For those of us living in today’s fast-paced world that rewards multitasking and productivity, the notion of being ordered to rest—even if we are dutifully following God’s example—may seem like quite a challenge. Believe me, as a woman who tends to have too many irons in the fire at every given moment, I can personally attest to the determination it often takes to consciously shut out excess demands on my time during Shabbat. No doubt about it, I have angered uncomprehending colleagues by refusing to engage in work correspondence as well as frustrated well-meaning friends by not responding to flurries of messages proposing grandiose Saturday plans. Given the displeasure I’ve caused—even to my own children at times—one wonders, why do I observe the Sabbath?
In his illuminating book The Gift of Rest: Rediscovering the Beauty of the Sabbath, Joe Lieberman explains that Shabbat is “one of the deepest, purest pleasures” of his life, going on to deem it “a day of peace, rest…,” a day for relishing all pleasures of the senses: everything delightsome that we can hear, touch, smell, see, and taste. The notion of our Lord designating a time for us to take a break from our mundane activities is the key to what anchors me to the tradition of carving out this time, literally cordoned off by the sun and stars, to open our senses to the splendors of Creation.

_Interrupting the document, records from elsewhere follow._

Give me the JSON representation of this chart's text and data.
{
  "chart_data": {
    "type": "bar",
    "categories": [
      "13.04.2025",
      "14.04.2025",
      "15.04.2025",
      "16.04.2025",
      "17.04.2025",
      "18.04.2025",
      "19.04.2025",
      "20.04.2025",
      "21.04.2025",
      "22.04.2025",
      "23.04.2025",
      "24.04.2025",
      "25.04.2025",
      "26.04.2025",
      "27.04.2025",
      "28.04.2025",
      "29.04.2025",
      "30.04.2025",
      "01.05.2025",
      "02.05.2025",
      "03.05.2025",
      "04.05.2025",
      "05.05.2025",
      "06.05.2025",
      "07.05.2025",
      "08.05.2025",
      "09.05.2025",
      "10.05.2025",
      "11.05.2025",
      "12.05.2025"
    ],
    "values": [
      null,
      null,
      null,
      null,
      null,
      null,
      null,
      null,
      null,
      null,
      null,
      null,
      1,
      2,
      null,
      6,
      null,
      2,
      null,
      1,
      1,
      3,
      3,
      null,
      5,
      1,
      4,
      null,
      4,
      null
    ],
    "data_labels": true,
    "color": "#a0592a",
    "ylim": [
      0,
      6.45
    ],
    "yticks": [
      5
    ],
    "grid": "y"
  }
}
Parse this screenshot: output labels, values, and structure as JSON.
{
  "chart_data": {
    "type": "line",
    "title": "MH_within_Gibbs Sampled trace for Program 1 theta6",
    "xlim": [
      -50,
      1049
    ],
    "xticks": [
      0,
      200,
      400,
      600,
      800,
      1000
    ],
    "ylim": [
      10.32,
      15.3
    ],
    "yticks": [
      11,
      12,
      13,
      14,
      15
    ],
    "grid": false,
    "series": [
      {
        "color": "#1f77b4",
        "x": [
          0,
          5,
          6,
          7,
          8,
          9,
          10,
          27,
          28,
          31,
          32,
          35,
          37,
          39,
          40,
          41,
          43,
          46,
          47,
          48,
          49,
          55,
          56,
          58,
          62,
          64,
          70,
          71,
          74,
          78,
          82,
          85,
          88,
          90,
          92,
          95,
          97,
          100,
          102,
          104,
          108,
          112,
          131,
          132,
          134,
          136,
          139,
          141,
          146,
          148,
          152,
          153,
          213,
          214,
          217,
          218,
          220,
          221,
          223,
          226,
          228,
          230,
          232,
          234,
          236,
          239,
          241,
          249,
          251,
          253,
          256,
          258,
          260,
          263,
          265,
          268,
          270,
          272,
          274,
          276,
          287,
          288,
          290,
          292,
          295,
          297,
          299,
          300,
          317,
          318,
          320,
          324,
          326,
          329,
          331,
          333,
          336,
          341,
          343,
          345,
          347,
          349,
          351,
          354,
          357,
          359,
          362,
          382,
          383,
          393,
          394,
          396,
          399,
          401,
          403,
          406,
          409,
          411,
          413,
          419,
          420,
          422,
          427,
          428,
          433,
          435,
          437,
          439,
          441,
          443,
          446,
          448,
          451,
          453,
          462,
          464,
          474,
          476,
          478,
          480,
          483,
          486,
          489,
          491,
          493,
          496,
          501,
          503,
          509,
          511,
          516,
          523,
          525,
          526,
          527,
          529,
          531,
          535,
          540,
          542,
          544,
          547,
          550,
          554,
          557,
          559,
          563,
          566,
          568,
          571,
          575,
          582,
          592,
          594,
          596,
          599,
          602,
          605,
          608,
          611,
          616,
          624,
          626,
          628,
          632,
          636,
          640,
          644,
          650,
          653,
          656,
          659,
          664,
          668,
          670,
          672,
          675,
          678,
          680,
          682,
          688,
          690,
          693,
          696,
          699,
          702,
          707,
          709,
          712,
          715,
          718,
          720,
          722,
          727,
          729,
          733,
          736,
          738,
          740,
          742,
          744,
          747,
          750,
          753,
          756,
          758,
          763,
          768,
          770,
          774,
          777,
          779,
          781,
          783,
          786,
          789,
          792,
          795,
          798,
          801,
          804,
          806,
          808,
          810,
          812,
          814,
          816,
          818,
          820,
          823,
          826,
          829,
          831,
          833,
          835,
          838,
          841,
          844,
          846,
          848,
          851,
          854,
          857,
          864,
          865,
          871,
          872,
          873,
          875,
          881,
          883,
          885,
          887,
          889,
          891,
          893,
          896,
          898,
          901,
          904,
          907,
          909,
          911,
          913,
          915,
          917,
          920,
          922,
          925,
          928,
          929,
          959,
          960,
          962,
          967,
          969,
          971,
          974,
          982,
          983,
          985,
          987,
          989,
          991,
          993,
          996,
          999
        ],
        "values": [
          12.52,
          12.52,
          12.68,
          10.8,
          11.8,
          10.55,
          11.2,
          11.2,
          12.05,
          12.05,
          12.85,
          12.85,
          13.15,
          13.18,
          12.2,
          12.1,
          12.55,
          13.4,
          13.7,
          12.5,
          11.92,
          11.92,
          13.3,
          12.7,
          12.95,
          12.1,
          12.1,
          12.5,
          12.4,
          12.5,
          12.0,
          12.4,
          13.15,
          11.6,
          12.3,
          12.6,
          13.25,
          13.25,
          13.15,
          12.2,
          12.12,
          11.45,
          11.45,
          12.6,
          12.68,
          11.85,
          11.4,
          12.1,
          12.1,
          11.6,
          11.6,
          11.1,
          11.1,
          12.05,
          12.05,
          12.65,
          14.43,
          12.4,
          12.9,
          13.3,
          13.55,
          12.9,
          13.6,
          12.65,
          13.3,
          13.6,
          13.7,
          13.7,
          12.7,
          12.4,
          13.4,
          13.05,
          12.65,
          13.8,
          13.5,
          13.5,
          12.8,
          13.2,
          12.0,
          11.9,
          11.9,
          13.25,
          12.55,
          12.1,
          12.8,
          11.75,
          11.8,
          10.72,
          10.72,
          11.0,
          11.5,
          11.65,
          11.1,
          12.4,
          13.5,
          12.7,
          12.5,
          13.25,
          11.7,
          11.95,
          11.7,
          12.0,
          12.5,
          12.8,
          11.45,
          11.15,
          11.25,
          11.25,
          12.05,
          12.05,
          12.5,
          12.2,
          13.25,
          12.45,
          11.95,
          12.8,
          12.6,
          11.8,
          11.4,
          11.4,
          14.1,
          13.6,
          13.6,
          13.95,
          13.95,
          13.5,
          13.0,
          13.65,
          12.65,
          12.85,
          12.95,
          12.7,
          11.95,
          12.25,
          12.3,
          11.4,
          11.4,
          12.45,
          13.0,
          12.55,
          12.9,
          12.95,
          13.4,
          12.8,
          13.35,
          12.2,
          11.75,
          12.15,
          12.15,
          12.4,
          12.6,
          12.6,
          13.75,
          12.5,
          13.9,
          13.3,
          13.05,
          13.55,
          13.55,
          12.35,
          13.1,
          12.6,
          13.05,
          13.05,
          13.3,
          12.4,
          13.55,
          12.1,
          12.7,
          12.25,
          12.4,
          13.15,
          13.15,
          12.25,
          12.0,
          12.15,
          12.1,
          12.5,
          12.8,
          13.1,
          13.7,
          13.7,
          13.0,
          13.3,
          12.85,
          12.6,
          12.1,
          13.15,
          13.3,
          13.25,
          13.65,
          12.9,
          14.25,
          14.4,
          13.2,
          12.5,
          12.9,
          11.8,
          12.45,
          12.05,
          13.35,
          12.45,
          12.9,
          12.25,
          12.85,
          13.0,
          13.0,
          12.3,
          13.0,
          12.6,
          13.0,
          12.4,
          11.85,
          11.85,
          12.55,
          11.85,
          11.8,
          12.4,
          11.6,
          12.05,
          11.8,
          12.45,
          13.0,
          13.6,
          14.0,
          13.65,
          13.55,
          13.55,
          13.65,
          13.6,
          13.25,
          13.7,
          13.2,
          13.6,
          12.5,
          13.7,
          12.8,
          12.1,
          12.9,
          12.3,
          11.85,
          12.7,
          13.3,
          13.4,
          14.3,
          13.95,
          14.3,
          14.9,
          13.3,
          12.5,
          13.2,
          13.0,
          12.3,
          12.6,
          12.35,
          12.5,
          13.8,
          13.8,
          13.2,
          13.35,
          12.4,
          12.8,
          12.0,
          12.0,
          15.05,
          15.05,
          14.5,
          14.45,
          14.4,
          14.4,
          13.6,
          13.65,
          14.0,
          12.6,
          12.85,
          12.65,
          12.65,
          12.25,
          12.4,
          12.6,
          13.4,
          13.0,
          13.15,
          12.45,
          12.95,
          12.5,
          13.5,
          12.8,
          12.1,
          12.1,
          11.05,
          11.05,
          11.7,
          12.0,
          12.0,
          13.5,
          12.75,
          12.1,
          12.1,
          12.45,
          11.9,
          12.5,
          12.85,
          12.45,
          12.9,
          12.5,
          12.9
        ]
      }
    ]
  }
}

As we hit the pause button on the soundtrack of our frantic lives, we are better able to notice the enticing aroma of a home-cooked meal in the oven, revel in music that we make together, delight in each other’s company as we foster true, uninterrupted connections, take a hike in a local park or simply sit quietly under a tree and listen in awe to nature’s music: a bird chirping in our midst.
Caring for His Creation: Preserving Our Planet
During the blessed Sabbath, we humans, following the example of our Maker, turn inwards to give thanks for His rich spate of accomplishments as they stand in the here and now. But what are the most significant jewels we can absorb from our Sabbath observance?
Ultimately, in giving us Sabbath and instructing us humans—beings of His Creation—to replenish our bodies and souls during this time, God sets the stage for calling us to Creation Care. As we marvel in the fruits of His making during this designated downtime, we can approach the working week with a renewed sense of focus and vigor to carry out not only our daily work, but His as well.
Throughout this seven-part reflection on the Creation story in Genesis, we have had the opportunity to consider the glorious day-by-day gifts that God gave us at the beginning of time—a varied array of wonders manifesting themselves in the immense, perfectly-orchestrated set of systems that He, in His infinite wisdom, set into motion on our planet. We have also seen some unfortunate examples of how we humans have chipped away at His handiwork, resulting in an erosion of our Earth’s biodiversity. Maintaining biodiversity is necessary for the stability of our planet; so let us join our hearts and hands together in dedicating our energy towards repairing the glory of Creation!